Selasa, 26 Oktober 2021 / 06:44 WIB

https://www.cnnindonesia.com/ekonomi/20211025183623-78-712182/relaksasi-kartu-kredit-diklaim-bikin-kredit-macet-terkendali

Jakarta, CNN Indonesia — Asosiasi Kartu Kredit Indonesia (AKKI) menyatakan rasio kredit macet atau kredit bermasalah (non-performing loan/NPL) bisnis kartu kredit berada di kisaran 2 persen-3 persen per September 2021. Angkanya diklaim terkendali.

Direktur Eksekutif AKKI Steve Marta menyebut terkendalinya NPL kartu kredit dalam rentang itu disebabkan oleh dua hal. Pertama, menurunnya penggunaan kartu kredit selama pandemi covid-19.

Steve mengatakan hingga kini penggunaan kartu kredit belum balik ke level normal atau sebelum pandemi. Ia mencatat pada September 2021, transaksi belanja kartu kredit berkisar di level Rp20 triliun.

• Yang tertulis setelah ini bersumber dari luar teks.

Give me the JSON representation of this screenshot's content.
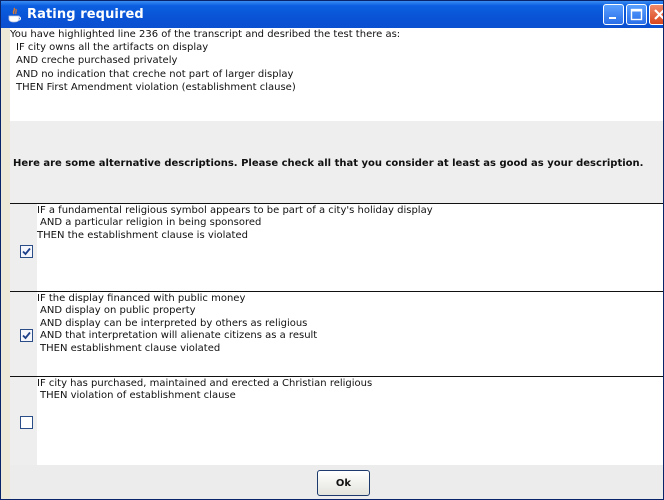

Sedangkan sebelum pandemi atau pada 2019 lalu transaksi kartu kredit senilai Rp27 triliun secara rata-rata per bulan. Kendati belum pulih, ia menyebut transaksi kartu kredit sudah bangkit dari titik terendahnya sekitar Mei 2020 lalu saat transaksi hanya berkisar di level 60 persen normal atau senilai Rp16 triliun.

Ia menyatakan salah satu sektor yang berkontribusi pada penurunan transaksi adalah pengeluaran wisata (traveling) yang belum pulih, terutama karena pintu perjalanan internasional masih terbatas.

Di sisi lain, ia menyebut terjadi perubahan penggunaan atau transaksi kartu kredit karena peralihan transaksi dari toko fisik ke toko daring atau marketplace.

“Sekarang transaksi sudah banyak di ritel dan e-commerce, orang-orang jadi belanja online di marketplace itu yang sekarang kelihatan meningkat. Kenaikan kalau dari persentase transaksi antara 30 persenan,” ujarnya kepada CNNIndonesia.com, Senin (25/10).

Kedua, ia menilai rasio kredit macet kartu kredit tak membengkak imbas dari relaksasi atau pelonggaran aturan dari Bank Indonesia (BI) seperti batas minimum pembayaran kartu kredit dari 10 persen menjadi 5 persen total tagihan, termasuk denda keterlambatan pembayaran cicilan dari 3 persen menjadi 1 persen atau maksimal Rp100 ribu.

Menurut dia, kebijakan tersebut cukup efektif dalam menekan NPL. “Kebijakan BI cukup efektif untuk menekan NPL, membantu masyarakat meringankan kewajiban karena kita tahu dampak pandemi ke beberapa sektor cukup besar dan yang menerima upah juga kena dampak,” jelasnya.

Steve mengaku menyambut baik perpanjangan relaksasi aturan tersebut hingga Juni 2022. “Kami menerima dengan baik karena pandemi belum selesai. Jadi, antisipasi perlu dilakukan dan apakah ke depan cukup, sekitar April-Mei baru diskusi lagi,” imbuh dia.

Sebelumnya, BI memperpanjang pelonggaran aturan transaksi kartu kredit hingga Juni 2022. Khususnya, terkait batas minimum pembayaran kartu kredit hingga denda keterlambatan pembayaran cicilan.

Gubernur BI Perry Warjiyo mengungkapkan pelonggaran itu salah satunya terkait batas minimum pembayaran kartu kredit sebesar 5 persen dari total tagihan. Dalam aturan normal, minimum pembayaran kartu kredit mencapai 10 persen dari total tagihan.

Lalu, denda atas keterlambatan pembayaran sebesar 1 persen atau maksimal Rp100 ribu. Dalam situasi normal, denda yang dikenakan sebesar 3 persen.

Relaksasi terkait transaksi kartu kredit berlaku mulai Mei 2020 dan berakhir pada Desember 2020. Kemudian, BI memperpanjang sampai akhir 2021.

Lalu, bank sentral kembali memperpanjang relaksasi transaksi kartu kredit sampai pertengahan tahun depan.